To demonstrate the utility of the transXpress pipeline, we processed RNA-seq reads from long pepper (Piper longum), also known as pippali, a non-model plant used in Indian Ayurvedic medicine [52]. P. longum plants have been used in traditional medicine from ancient times and are known to produce biochemically interesting alkaloids with anticancer and nootropic effects in humans [53, 54]. The RNA-seq data were downloaded from NCBI Sequence Read Archive (SRA) and contained Illumina stranded, paired-end 2 × 150 bp reads from Piper longum leaf, spike and root samples. The transXpress pipeline was run on a computational cluster with either Trinity or rnaSPADES as the assembler of choice. Notably, both de novo assemblers generated over 200 thousand unique transcripts with an average predicted ORF length of 282 and 255 amino acids, respectively (Table 2).
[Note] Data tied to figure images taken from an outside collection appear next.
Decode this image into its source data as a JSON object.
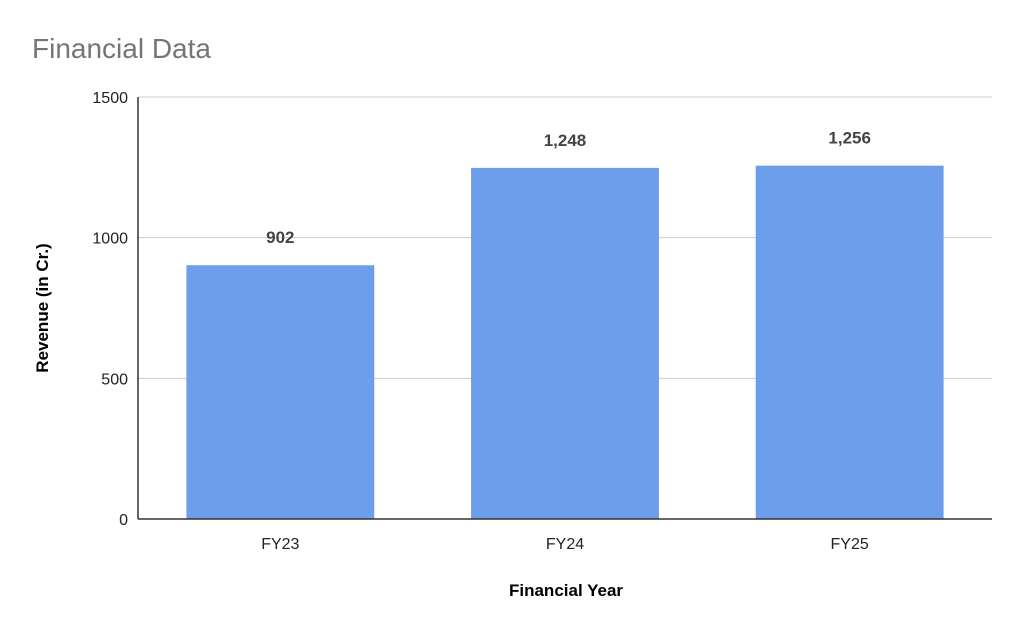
{
  "chart_data": {
    "type": "bar",
    "title": "Financial Data",
    "xlabel": "Financial Year",
    "ylabel": "Revenue (in Cr.)",
    "categories": [
      "FY23",
      "FY24",
      "FY25"
    ],
    "values": [
      902,
      1248,
      1256
    ],
    "data_labels": [
      "902",
      "1,248",
      "1,256"
    ],
    "ylim": [
      0,
      1500
    ],
    "yticks": [
      0,
      500,
      1000,
      1500
    ],
    "ytick_labels": [
      "0",
      "500",
      "1000",
      "1500"
    ],
    "grid": true,
    "legend": "none",
    "colors": {
      "bar": "#6d9eeb",
      "grid": "#cccccc",
      "axis": "#333333"
    }
  }
}
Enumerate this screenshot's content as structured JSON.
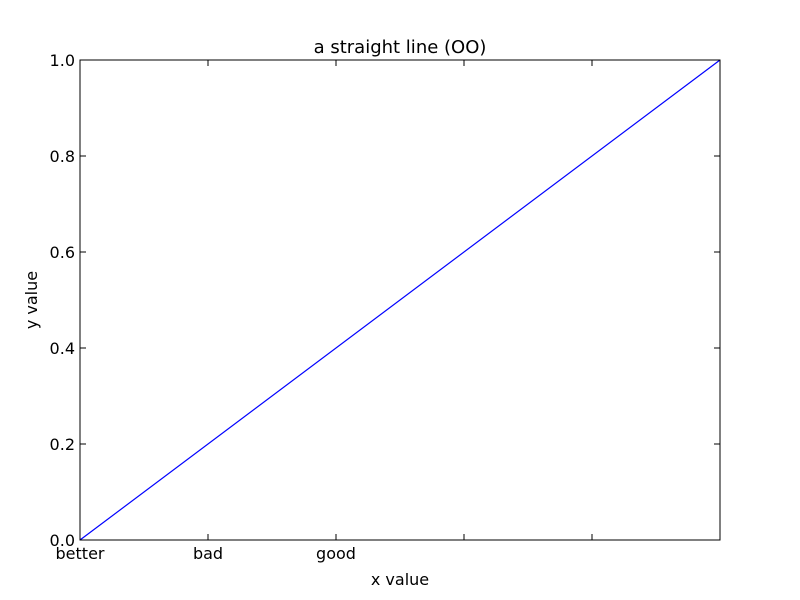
{
  "chart_data": {
    "type": "line",
    "title": "a straight line (OO)",
    "xlabel": "x value",
    "ylabel": "y value",
    "xlim": [
      0,
      1
    ],
    "ylim": [
      0,
      1
    ],
    "xticks": [
      {
        "value": 0.0,
        "label": "better"
      },
      {
        "value": 0.2,
        "label": "bad"
      },
      {
        "value": 0.4,
        "label": "good"
      },
      {
        "value": 0.6,
        "label": ""
      },
      {
        "value": 0.8,
        "label": ""
      },
      {
        "value": 1.0,
        "label": ""
      }
    ],
    "yticks": [
      {
        "value": 0.0,
        "label": "0.0"
      },
      {
        "value": 0.2,
        "label": "0.2"
      },
      {
        "value": 0.4,
        "label": "0.4"
      },
      {
        "value": 0.6,
        "label": "0.6"
      },
      {
        "value": 0.8,
        "label": "0.8"
      },
      {
        "value": 1.0,
        "label": "1.0"
      }
    ],
    "series": [
      {
        "color": "#0000ff",
        "x": [
          0,
          1
        ],
        "y": [
          0,
          1
        ]
      }
    ],
    "grid": false,
    "legend": "none"
  }
}
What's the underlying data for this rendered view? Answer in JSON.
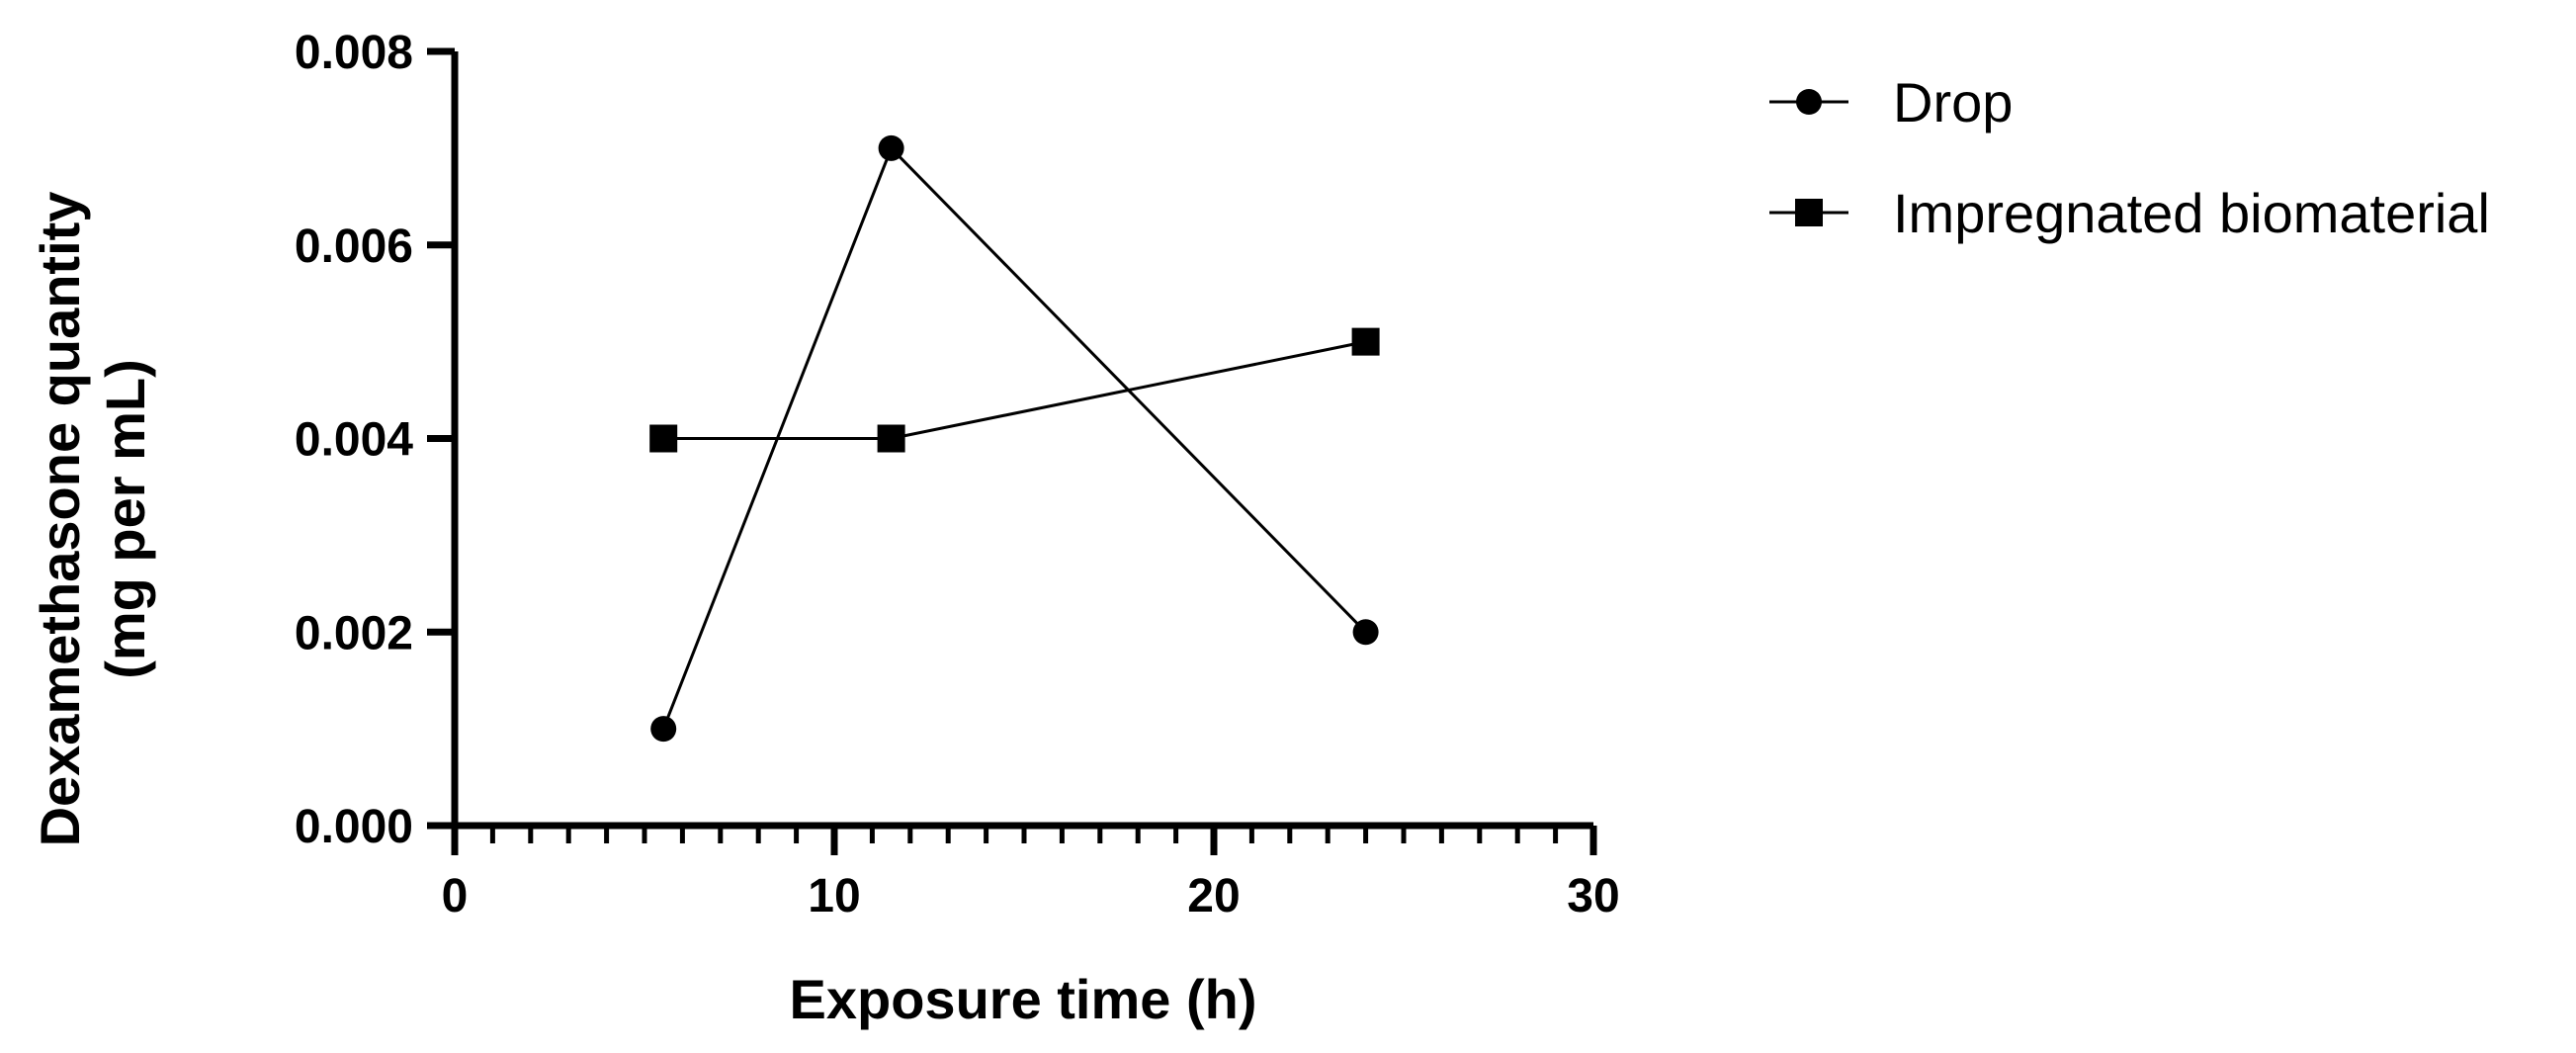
{
  "chart_data": {
    "type": "line",
    "xlabel": "Exposure time (h)",
    "ylabel_lines": [
      "Dexamethasone quantity",
      "(mg per mL)"
    ],
    "xlim": [
      0,
      30
    ],
    "ylim": [
      0,
      0.008
    ],
    "x_ticks": [
      "0",
      "10",
      "20",
      "30"
    ],
    "y_ticks": [
      "0.000",
      "0.002",
      "0.004",
      "0.006",
      "0.008"
    ],
    "grid": false,
    "legend_position": "top-right",
    "series": [
      {
        "name": "Drop",
        "marker": "circle",
        "color": "#000000",
        "x": [
          5.5,
          11.5,
          24
        ],
        "values": [
          0.001,
          0.007,
          0.002
        ]
      },
      {
        "name": "Impregnated biomaterial",
        "marker": "square",
        "color": "#000000",
        "x": [
          5.5,
          11.5,
          24
        ],
        "values": [
          0.004,
          0.004,
          0.005
        ]
      }
    ]
  }
}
In comparison, a recent genome assembly of the closely related black pepper (Piper nigrum) [55] contains 63,466 genes with the average protein coding sequence length 1347 nt (449 amino acids). This difference is likely related to the large proportion (22%) of 5′-partial transcripts, possibly caused by incomplete PCR amplification using oligo (dT) primers, as commonly performed in RNA-seq protocols. It is worth noting that for such 5′-partial protein sequences, targeting peptide prediction is not possible.
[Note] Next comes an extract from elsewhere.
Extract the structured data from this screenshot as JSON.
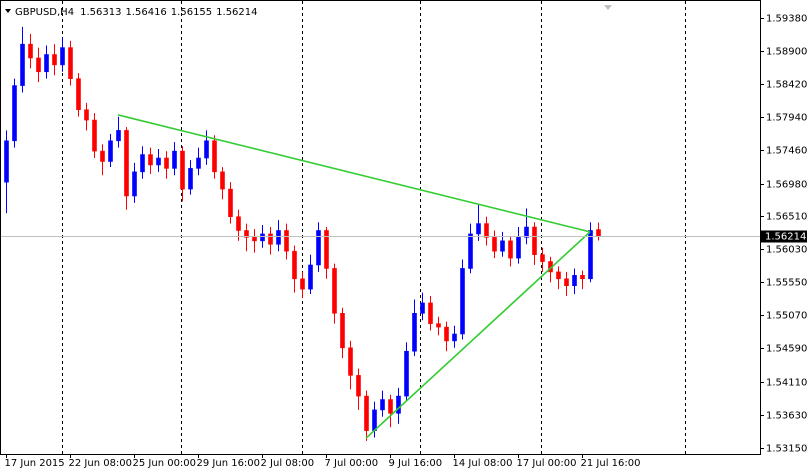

Table 2 Descriptive statistics of the P. longum transcriptomes assembled with transXpress using the Trinity and rnaSPADES assemblers

Targeting peptides were found in 11.8% of the protein sequences using TargetP. The most common targeting sequence was a signal peptide for endoplasmic reticulum, followed by a chloroplast transit peptide (Fig. 3A, B). About 19% of all protein sequences were predicted to contain transmembrane domains (Fig. 3C). Differential expression analysis of the three tissue samples was performed using edgeR [40] (Fig. 4).

Fig. 3
figure 3

Statistics of the predicted P. longum protein sequences (n = 131,098) generated automatically using the tools included in transXpress. Data from the Trinity assembly is shown, as the results for the rnaSPADES assembly were very similar. A N-terminal targeting peptides predicted by TargetP. B N-terminal signaling peptides predicted by SignalP. C Transmembrane proteins predicted by TMHMM

Fig. 4
figure 4

A hierarchically-clustered heatmap showing differential expression between root, leaf and tissue RNA-Seq samples from Piper longum [52]. This figure was automatically generated by the differential expression analysis step of transXpress from the transcriptome assembled with Trinity

Conclusions

The transXpress pipeline is an easy-to-install, integrated tool that generates reproducible, annotated FASTA files ready for downstream mining. With this, transXpress facilitates rapid discovery of new genes and proteins in non-model organisms. The pipeline is actively maintained and is already used by many labs. For experienced users, transXpress can provide a good starting point to develop customized workflows.

Availability and requirements

Project name: transXpress.

Project home page: https://github.com/transXpress/transXpress

Operating system(s): Linux.

Programming language: Snakemake (Python), bash.

Other requirements: Dependencies installed via Conda or pip.

License: GNU GPLv3.

Any restrictions to use by non-academics: none.